Autoridades da Região Autônoma Uigur de Xinjiang, no oeste da China, estão ameaçando deter moradores que baixem, ouçam ou compartilhem músicas em língua uigur consideradas proibidas pelo governo. A informação consta em uma gravação de reunião entre policiais e autoridades locais na cidade de Kashgar, obtida com exclusividade pela Associated Press (AP).
Entre as canções citadas está ‘Besh Pede’, uma balada folclórica tradicional uigur, historicamente tocada em casamentos e celebrações familiares. Segundo o áudio, pessoas encontradas com músicas classificadas como “problemáticas” em seus celulares ou redes sociais podem ser presas ou submetidas a detenções administrativas.

Durante a reunião, autoridades também instruíram moradores a evitar expressões religiosas comuns, como a saudação “As-salamu alaykum”, e a substituir despedidas tradicionais que fazem referência a Deus por frases que exaltam o Partido Comunista Chinês (PCC).
A política foi confirmada por entrevistas com ex-moradores de Xinjiang, que relataram detenções de familiares e conhecidos por compartilhar ou armazenar músicas uigures. A AP também teve acesso à sentença de um produtor musical uigur condenado a três anos de prisão por publicar canções consideradas sensíveis em uma plataforma de streaming chinesa.
A repressão à música se insere em um contexto mais amplo de controle cultural e religioso na região. Entre 2017 e 2019, pelo menos um milhão de uigures e membros de outras minorias étnicas foram detidos extrajudicialmente, segundo governos estrangeiros e organizações de direitos humanos. Em 2022, um relatório das Nações Unidas apontou possíveis crimes contra a humanidade cometidos em Xinjiang.
O governo chinês afirma que as medidas visam combater o terrorismo e o extremismo religioso e rejeita as acusações de abusos, alegando que forças estrangeiras distorcem a situação na região.

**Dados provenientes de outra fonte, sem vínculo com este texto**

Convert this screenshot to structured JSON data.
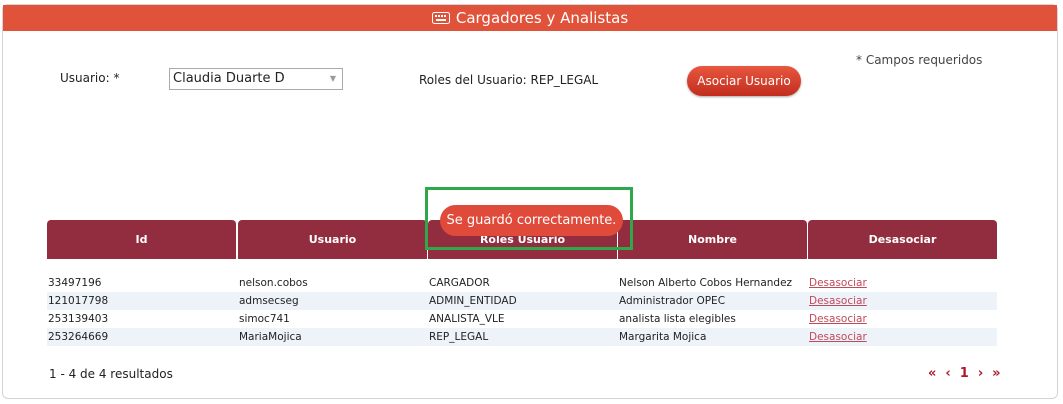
{
  "header": {
    "title": "Cargadores y Analistas"
  },
  "form": {
    "usuario_label": "Usuario: *",
    "selected_user": "Claudia Duarte D",
    "roles_label": "Roles del Usuario:",
    "roles_value": "REP_LEGAL",
    "button": "Asociar Usuario",
    "required_note": "* Campos requeridos"
  },
  "toast": "Se guardó correctamente.",
  "table": {
    "columns": [
      "Id",
      "Usuario",
      "Roles Usuario",
      "Nombre",
      "Desasociar"
    ],
    "rows": [
      [
        "33497196",
        "nelson.cobos",
        "CARGADOR",
        "Nelson Alberto Cobos Hernandez",
        "Desasociar"
      ],
      [
        "121017798",
        "admsecseg",
        "ADMIN_ENTIDAD",
        "Administrador OPEC",
        "Desasociar"
      ],
      [
        "253139403",
        "simoc741",
        "ANALISTA_VLE",
        "analista lista elegibles",
        "Desasociar"
      ],
      [
        "253264669",
        "MariaMojica",
        "REP_LEGAL",
        "Margarita Mojica",
        "Desasociar"
      ]
    ]
  },
  "footer": {
    "results": "1 - 4 de 4 resultados",
    "pager": [
      "«",
      "‹",
      "1",
      "›",
      "»"
    ]
  }
}
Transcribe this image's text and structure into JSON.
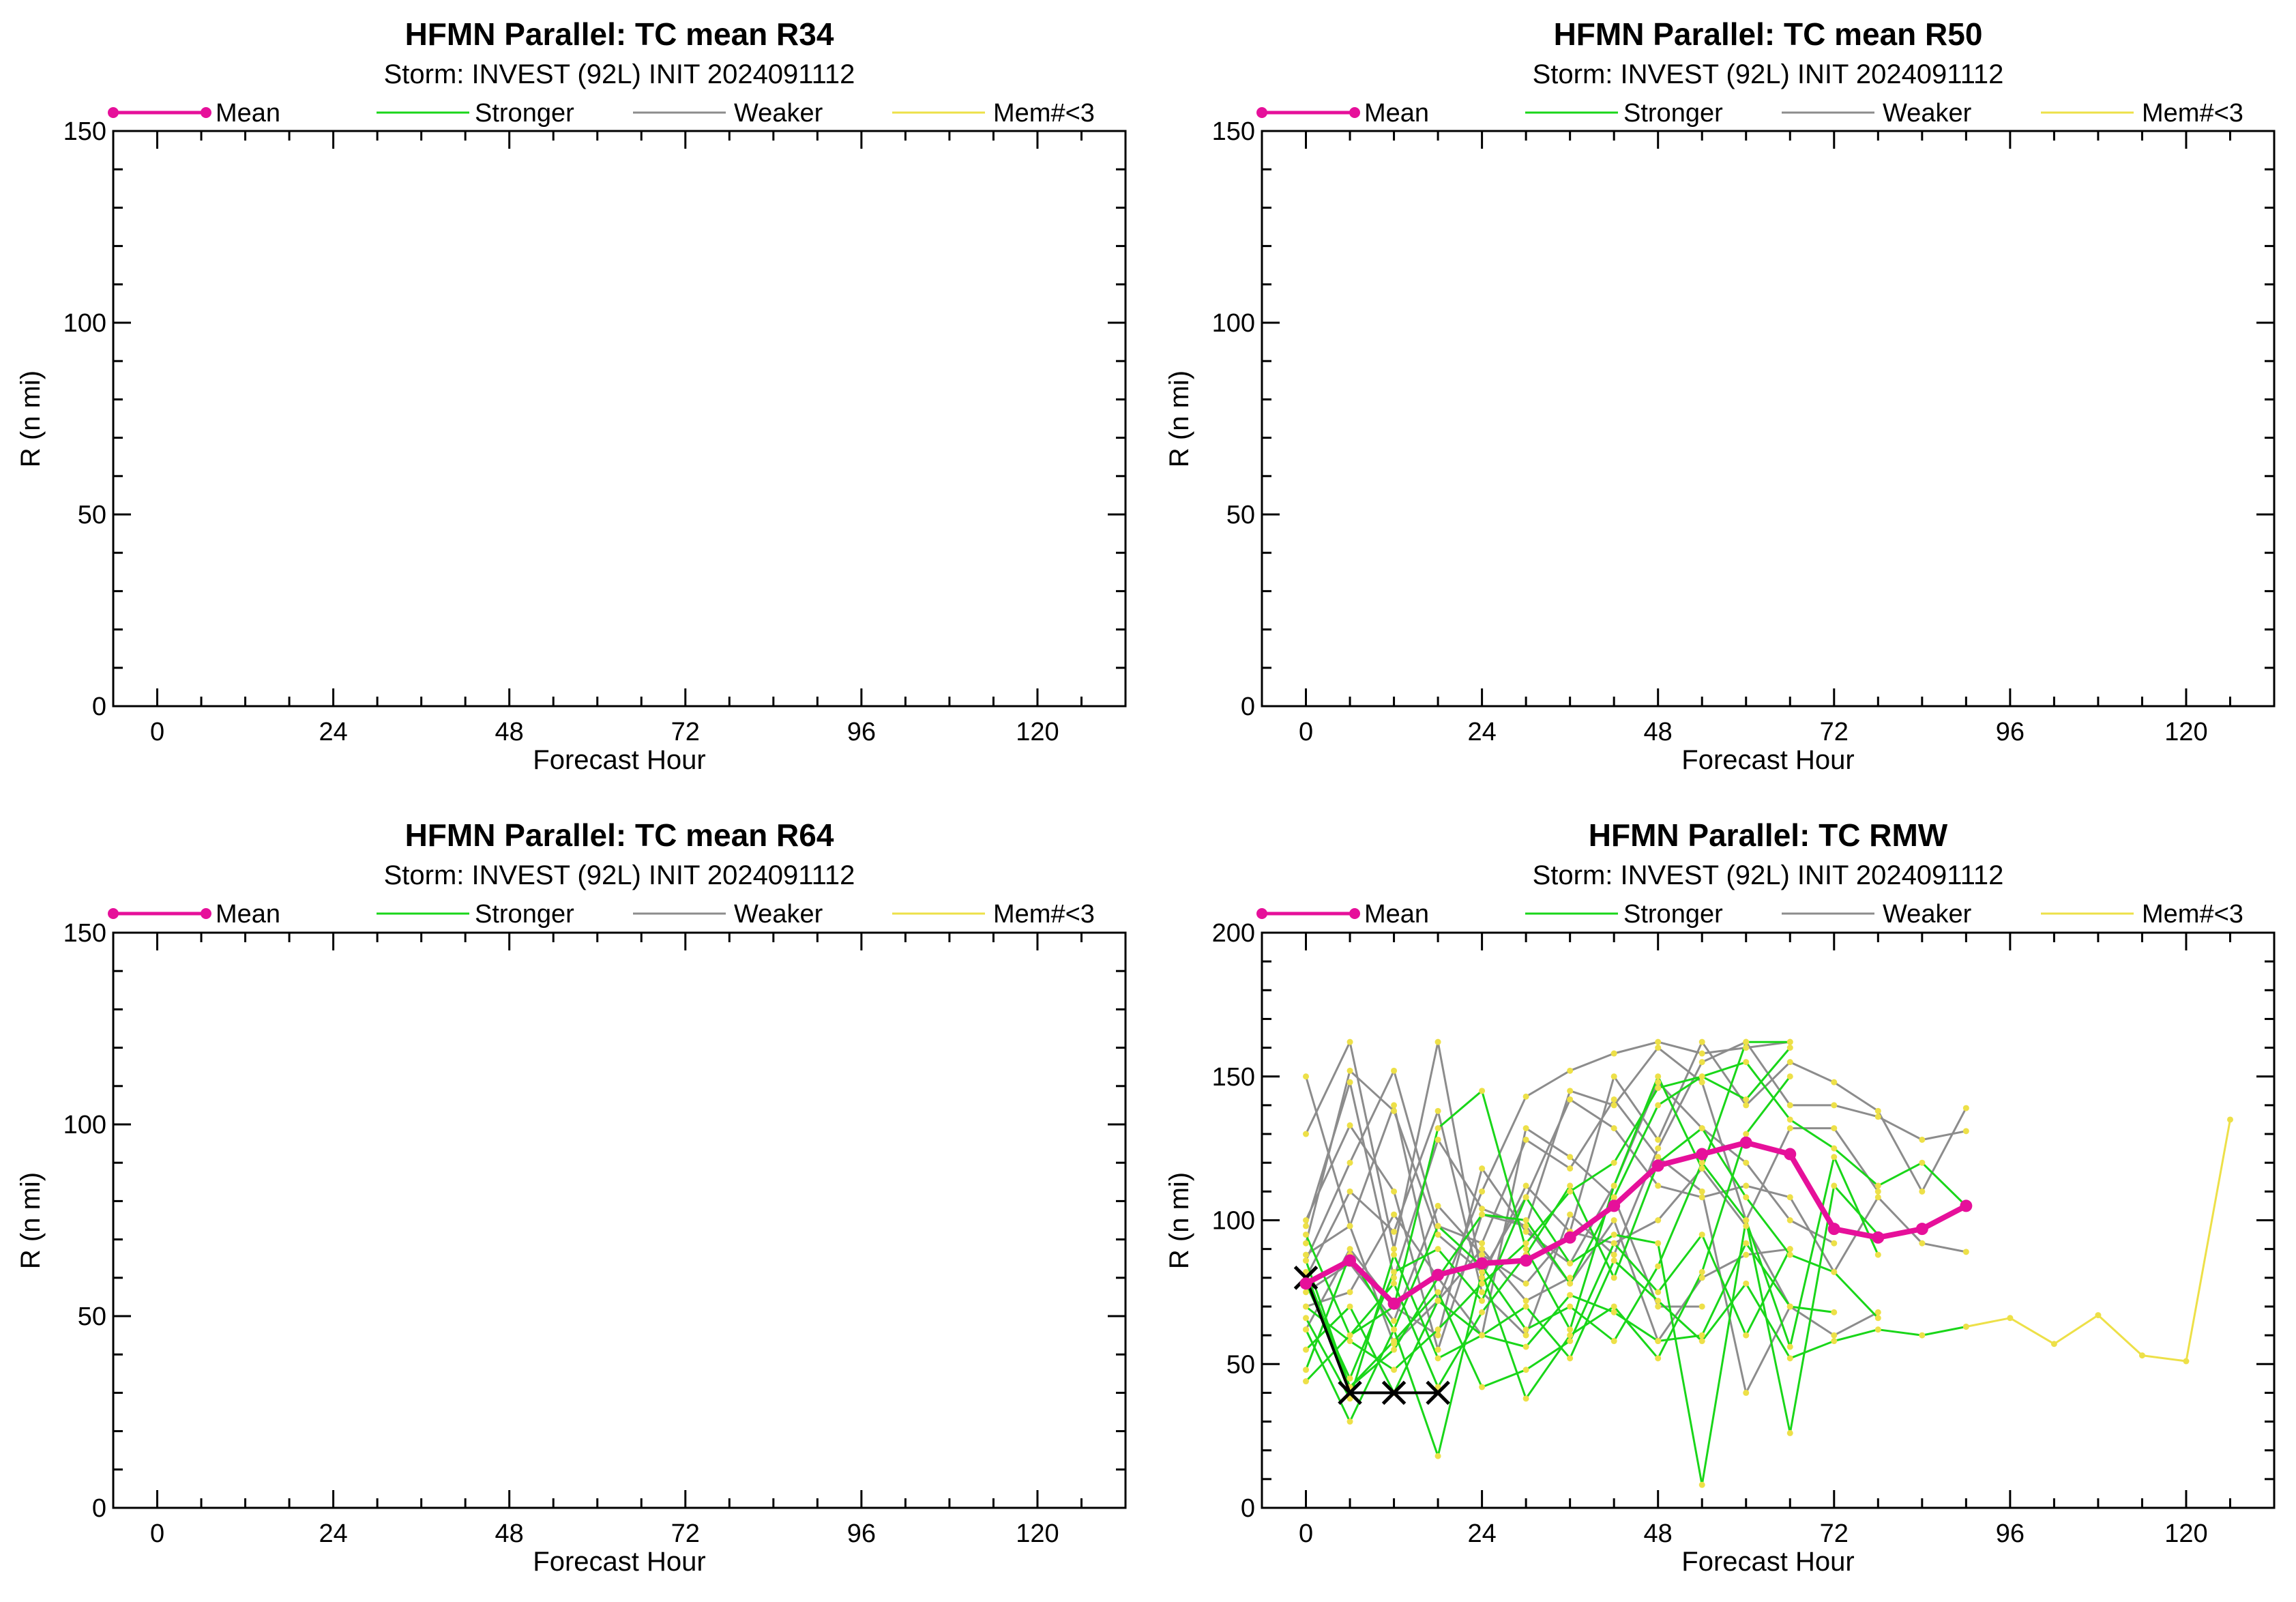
{
  "colors": {
    "mean": "#e6109a",
    "stronger": "#19d619",
    "weaker": "#8c8c8c",
    "few_members": "#ede048",
    "best_track": "#000000"
  },
  "legend": {
    "mean": "Mean",
    "stronger": "Stronger",
    "weaker": "Weaker",
    "few_members": "Mem#<3"
  },
  "chart_data": [
    {
      "type": "line",
      "title": "HFMN Parallel: TC mean R34",
      "subtitle": "Storm: INVEST (92L) INIT 2024091112",
      "xlabel": "Forecast Hour",
      "ylabel": "R (n mi)",
      "xlim": [
        -6,
        132
      ],
      "ylim": [
        0,
        150
      ],
      "xticks": [
        0,
        24,
        48,
        72,
        96,
        120
      ],
      "yticks": [
        0,
        50,
        100,
        150
      ],
      "grid": false,
      "legend_position": "top",
      "series": []
    },
    {
      "type": "line",
      "title": "HFMN Parallel: TC mean R50",
      "subtitle": "Storm: INVEST (92L) INIT 2024091112",
      "xlabel": "Forecast Hour",
      "ylabel": "R (n mi)",
      "xlim": [
        -6,
        132
      ],
      "ylim": [
        0,
        150
      ],
      "xticks": [
        0,
        24,
        48,
        72,
        96,
        120
      ],
      "yticks": [
        0,
        50,
        100,
        150
      ],
      "grid": false,
      "legend_position": "top",
      "series": []
    },
    {
      "type": "line",
      "title": "HFMN Parallel: TC mean R64",
      "subtitle": "Storm: INVEST (92L) INIT 2024091112",
      "xlabel": "Forecast Hour",
      "ylabel": "R (n mi)",
      "xlim": [
        -6,
        132
      ],
      "ylim": [
        0,
        150
      ],
      "xticks": [
        0,
        24,
        48,
        72,
        96,
        120
      ],
      "yticks": [
        0,
        50,
        100,
        150
      ],
      "grid": false,
      "legend_position": "top",
      "series": []
    },
    {
      "type": "line",
      "title": "HFMN Parallel: TC RMW",
      "subtitle": "Storm: INVEST (92L) INIT 2024091112",
      "xlabel": "Forecast Hour",
      "ylabel": "R (n mi)",
      "xlim": [
        -6,
        132
      ],
      "ylim": [
        0,
        200
      ],
      "xticks": [
        0,
        24,
        48,
        72,
        96,
        120
      ],
      "yticks": [
        0,
        50,
        100,
        150,
        200
      ],
      "grid": false,
      "legend_position": "top",
      "members": [
        {
          "kind": "weaker",
          "x": [
            0,
            6,
            12,
            18,
            24,
            30,
            36,
            42,
            48,
            54,
            60,
            66
          ],
          "y": [
            150,
            98,
            140,
            72,
            110,
            143,
            152,
            158,
            162,
            158,
            160,
            162
          ]
        },
        {
          "kind": "weaker",
          "x": [
            0,
            6,
            12,
            18,
            24,
            30,
            36,
            42,
            48,
            54,
            60,
            66,
            72,
            78,
            84,
            90
          ],
          "y": [
            130,
            162,
            90,
            162,
            80,
            112,
            96,
            150,
            128,
            162,
            140,
            155,
            148,
            138,
            110,
            139
          ]
        },
        {
          "kind": "weaker",
          "x": [
            0,
            6,
            12,
            18,
            24,
            30,
            36,
            42,
            48,
            54,
            60,
            66,
            72,
            78
          ],
          "y": [
            98,
            148,
            80,
            128,
            104,
            98,
            145,
            140,
            160,
            148,
            100,
            132,
            132,
            110
          ]
        },
        {
          "kind": "weaker",
          "x": [
            0,
            6,
            12,
            18,
            24,
            30,
            36,
            42,
            48,
            54,
            60,
            66
          ],
          "y": [
            86,
            120,
            152,
            98,
            92,
            128,
            118,
            142,
            122,
            110,
            40,
            70
          ]
        },
        {
          "kind": "weaker",
          "x": [
            0,
            6,
            12,
            18,
            24,
            30,
            36,
            42,
            48,
            54,
            60,
            66,
            72,
            78,
            84,
            90
          ],
          "y": [
            80,
            110,
            96,
            138,
            75,
            60,
            102,
            88,
            125,
            155,
            162,
            140,
            140,
            136,
            128,
            131
          ]
        },
        {
          "kind": "weaker",
          "x": [
            0,
            6,
            12,
            18,
            24,
            30,
            36,
            42,
            48,
            54,
            60,
            66,
            72
          ],
          "y": [
            62,
            90,
            70,
            60,
            118,
            96,
            85,
            112,
            148,
            132,
            120,
            100,
            92
          ]
        },
        {
          "kind": "weaker",
          "x": [
            0,
            6,
            12,
            18,
            24,
            30,
            36,
            42,
            48,
            54,
            60,
            66,
            72,
            78,
            84,
            90
          ],
          "y": [
            92,
            152,
            138,
            95,
            82,
            108,
            142,
            132,
            112,
            108,
            112,
            108,
            82,
            108,
            92,
            89
          ]
        },
        {
          "kind": "weaker",
          "x": [
            0,
            6,
            12,
            18,
            24,
            30,
            36,
            42,
            48,
            54
          ],
          "y": [
            70,
            75,
            102,
            80,
            60,
            132,
            122,
            108,
            70,
            70
          ]
        },
        {
          "kind": "weaker",
          "x": [
            0,
            6,
            12,
            18,
            24,
            30,
            36,
            42,
            48,
            54,
            60,
            66,
            72,
            78
          ],
          "y": [
            75,
            85,
            65,
            105,
            88,
            78,
            96,
            92,
            100,
            118,
            98,
            70,
            60,
            68
          ]
        },
        {
          "kind": "weaker",
          "x": [
            0,
            6,
            12,
            18,
            24,
            30,
            36,
            42,
            48,
            54,
            60,
            66
          ],
          "y": [
            100,
            133,
            110,
            55,
            102,
            98,
            78,
            100,
            58,
            80,
            88,
            90
          ]
        },
        {
          "kind": "weaker",
          "x": [
            0,
            6,
            12,
            18,
            24,
            30,
            36
          ],
          "y": [
            88,
            98,
            57,
            72,
            90,
            72,
            80
          ]
        },
        {
          "kind": "stronger",
          "x": [
            0,
            6,
            12,
            18,
            24,
            30,
            36,
            42,
            48,
            54,
            60,
            66
          ],
          "y": [
            95,
            60,
            70,
            132,
            145,
            90,
            62,
            112,
            150,
            118,
            162,
            162
          ]
        },
        {
          "kind": "stronger",
          "x": [
            0,
            6,
            12,
            18,
            24,
            30,
            36,
            42,
            48,
            54,
            60,
            66,
            72,
            78,
            84,
            90
          ],
          "y": [
            82,
            42,
            55,
            80,
            102,
            100,
            78,
            108,
            140,
            150,
            155,
            135,
            125,
            112,
            120,
            105
          ]
        },
        {
          "kind": "stronger",
          "x": [
            0,
            6,
            12,
            18,
            24,
            30,
            36,
            42,
            48,
            54,
            60,
            66
          ],
          "y": [
            70,
            58,
            48,
            62,
            78,
            92,
            110,
            120,
            146,
            150,
            142,
            160
          ]
        },
        {
          "kind": "stronger",
          "x": [
            0,
            6,
            12,
            18,
            24,
            30,
            36,
            42,
            48,
            54,
            60,
            66
          ],
          "y": [
            62,
            30,
            62,
            18,
            82,
            38,
            60,
            70,
            52,
            82,
            130,
            150
          ]
        },
        {
          "kind": "stronger",
          "x": [
            0,
            6,
            12,
            18,
            24,
            30,
            36,
            42,
            48,
            54,
            60,
            66,
            72,
            78
          ],
          "y": [
            78,
            45,
            82,
            90,
            72,
            108,
            85,
            95,
            92,
            8,
            100,
            56,
            122,
            88
          ]
        },
        {
          "kind": "stronger",
          "x": [
            0,
            6,
            12,
            18,
            24,
            30,
            36,
            42,
            48,
            54,
            60,
            66,
            72,
            78,
            84,
            90
          ],
          "y": [
            55,
            70,
            40,
            72,
            60,
            70,
            52,
            86,
            72,
            58,
            78,
            52,
            58,
            62,
            60,
            63
          ]
        },
        {
          "kind": "stronger",
          "x": [
            0,
            6,
            12,
            18,
            24,
            30,
            36,
            42,
            48,
            54,
            60,
            66,
            72,
            78
          ],
          "y": [
            48,
            88,
            62,
            98,
            84,
            62,
            70,
            58,
            84,
            120,
            100,
            26,
            112,
            95
          ]
        },
        {
          "kind": "stronger",
          "x": [
            0,
            6,
            12,
            18,
            24,
            30,
            36,
            42,
            48,
            54,
            60,
            66,
            72,
            78
          ],
          "y": [
            44,
            60,
            78,
            42,
            68,
            88,
            112,
            80,
            120,
            132,
            108,
            88,
            82,
            66
          ]
        },
        {
          "kind": "stronger",
          "x": [
            0,
            6,
            12,
            18,
            24,
            30,
            36,
            42,
            48,
            54,
            60,
            66,
            72
          ],
          "y": [
            66,
            38,
            88,
            52,
            60,
            56,
            74,
            68,
            58,
            60,
            92,
            70,
            68
          ]
        },
        {
          "kind": "stronger",
          "x": [
            0,
            6,
            12,
            18,
            24,
            30,
            36,
            42,
            48,
            54,
            60,
            66
          ],
          "y": [
            86,
            42,
            58,
            75,
            42,
            48,
            58,
            92,
            75,
            95,
            60,
            90
          ]
        },
        {
          "kind": "few_members",
          "x": [
            90,
            96,
            102,
            108,
            114,
            120,
            126
          ],
          "y": [
            63,
            66,
            57,
            67,
            53,
            51,
            135
          ]
        }
      ],
      "mean": {
        "x": [
          0,
          6,
          12,
          18,
          24,
          30,
          36,
          42,
          48,
          54,
          60,
          66,
          72,
          78,
          84,
          90
        ],
        "y": [
          78,
          86,
          71,
          81,
          85,
          86,
          94,
          105,
          119,
          123,
          127,
          123,
          97,
          94,
          97,
          105
        ]
      },
      "best_track": {
        "x": [
          0,
          6,
          12,
          18
        ],
        "y": [
          80,
          40,
          40,
          40
        ]
      }
    }
  ]
}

Embora Beijing declare que os campos de detenção foram fechados desde 2019 e promova Xinjiang como destino turístico, especialistas afirmam que o controle persiste de forma menos visível. Além da proibição de músicas, há relatos de inspeções frequentes em celulares, expansão de internatos onde crianças aprendem majoritariamente em mandarim e restrições à prática religiosa.
Autoridades chinesas listam ao menos sete categorias de músicas consideradas problemáticas, que vão de músicas folclóricas com referências religiosas a canções associadas a artistas uigures presos. Algumas delas chegaram a ser exibidas anteriormente na televisão estatal chinesa, mas hoje são classificadas como ilegais.
Casos relatados à AP incluem detenções de adultos e adolescentes por compartilharem músicas uigures em aplicativos de mensagens. As punições variam de detenções curtas a condenações a anos de prisão, sem critérios claros divulgados publicamente.
Por que isso importa?
A província de Xinjiang faz fronteira com países da Ásia Central, com quem divide raízes linguísticas e étnicas. Ali vive a comunidade uigur, uma minoria muçulmana de raízes turcas que sofre perseguição do governo chinês, com acusações de abusos diversos.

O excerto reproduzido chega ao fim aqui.